By Chris Robinson
Floyd Mayweather Jr. was again the talk of the town on Saturday night as his presence was felt heavily on the first 24/7 Mayweather-Cotto episode on HBO. Mayweather faces Miguel Cotto on May 5th inside of the MGM Grand in Las Vegas, Nevada and anyone wanting an intimate look at each man’s camp can tune-in to the upcoming 24/7 episodes during their scheduled times.
Saturday’s 24/7 also highlighted the strenuous relationship between Mayweather Jr. and HBO color commentator Larry Merchant. The two men traded words with one another in the aftermath of Floyd’s victory over Victor Ortiz last September in an exchange that saw Mayweather insist that the network should fire Merchant while Larry fired back by claiming ‘If I was fifty years younger, I’d kick your ass!’
Obviously not too keen on Merchant these days, Mayweather pointed out that he has no plans on speaking with him after the Cotto fight and that he instead plans on instantly making his way backstage to celebrate with his team.
Curious for Merchant’s thoughts on Mayweather’s foreboding, I touched bases with him on Monday night. Before prodding Larry for some kind of response, I had to ask him about the 24/7 series as a whole and the role Mayweather has played on the series.
“I think he’s brilliantly used it as a reality series to promote himself,” stated Merchant, who said he watched the first 24/7 Mayweather-Cotto episode. “I think it’s been a very positive way to see fighters in their element and to show who they are as people as well as fighters. As a marketing device for pay-per-views, it’s been very successful. They’ve executed it beautifully. It gives the impression of catching combatants as they are.”
As for Mayweather’s insistence that he won’t be speaking after the fight, Merchant seemed to prefer otherwise.

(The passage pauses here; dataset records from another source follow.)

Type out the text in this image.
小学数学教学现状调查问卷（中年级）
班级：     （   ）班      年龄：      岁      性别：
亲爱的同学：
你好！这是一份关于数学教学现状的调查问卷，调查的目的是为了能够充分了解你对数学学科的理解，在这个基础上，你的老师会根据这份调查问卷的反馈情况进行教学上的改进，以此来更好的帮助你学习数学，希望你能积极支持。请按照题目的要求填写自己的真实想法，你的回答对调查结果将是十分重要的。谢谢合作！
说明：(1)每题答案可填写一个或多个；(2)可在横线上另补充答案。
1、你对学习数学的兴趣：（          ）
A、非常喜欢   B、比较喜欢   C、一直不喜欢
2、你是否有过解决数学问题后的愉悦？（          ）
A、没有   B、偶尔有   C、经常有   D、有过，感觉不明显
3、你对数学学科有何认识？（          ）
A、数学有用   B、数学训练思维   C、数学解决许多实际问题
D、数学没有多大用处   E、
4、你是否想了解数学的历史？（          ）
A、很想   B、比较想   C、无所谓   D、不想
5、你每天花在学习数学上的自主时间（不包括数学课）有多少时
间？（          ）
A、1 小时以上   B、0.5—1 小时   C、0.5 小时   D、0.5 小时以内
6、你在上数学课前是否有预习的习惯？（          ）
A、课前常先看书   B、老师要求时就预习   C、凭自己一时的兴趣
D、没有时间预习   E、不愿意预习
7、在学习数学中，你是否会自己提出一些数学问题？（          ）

“I would hope that everybody would act professionally, I’ll put it that way,” Merchant continued. “There have been a few occasions over the decades where one fighter might be upset and for one reason or another didn’t want to be interviewed. I hope he has a good night and feels good about it and hopefully he’ll be there to be interviewed. The fighters use interviews to communicate with their fans and that would be a good thing for him to do.”
Merchant is a straight-forward type of guy and he has rubbed some people the wrong way during his thirty-plus years in the sport because of his upfront nature. Asked if he purposely tries to prod fighters with hard questions after their bouts, Merchant explained his stance.
“From an educated fan, I’m trying not to just get the fighter’s thoughts on the fight but his personal reaction and to give him an opportunity to show who he is and get some information,” said Merchant. “I think it’s part of the experience of watching an event, particularly an event between two people, two guys, to find out, someway, what we’ve all just seen. To me, there are no tough questions if you have the answers. I don’t classify questions in that way. It’s not personal and it’s not a popularity contest.”
When all is said and done, Merchant realizes the mental and physical toll that comes with lacing up the gloves and putting one’s health at risk yet he also feels that some kind of obligation is in order given the tremendous perks that come along with the job.
“I respect the fact that they’re fighters; I respect the fact that they’re coming off of the hardest thing there is to do, hitting and being hit for an hour so,” added Merchant. “But they’re professionals who get paid a lot of money and attract a lot of fans. They should be willing to communicate with them. I’m trying to be as professional as I can be and I hope they can be professional as they are. And I’m still there to get them to be the stars of the show. They are the stars of the show.”
Before parting, Merchant confirmed that he will be calling the action from ringside on May 5th during the highly-anticipated Mayweather-Cotto fight and knows that a lot of eyes will be fixated on what will be going down.
“It’s true and I’m looking forward to it,” Merchant confirmed. “I’m looking forward to it as a fan and as a commentator. If I wasn’t doing the fight I’d be watching the fight at home. It’s a fight I want to see and I understand there will be certain people interested in what happens not only during the fight but after the fight.”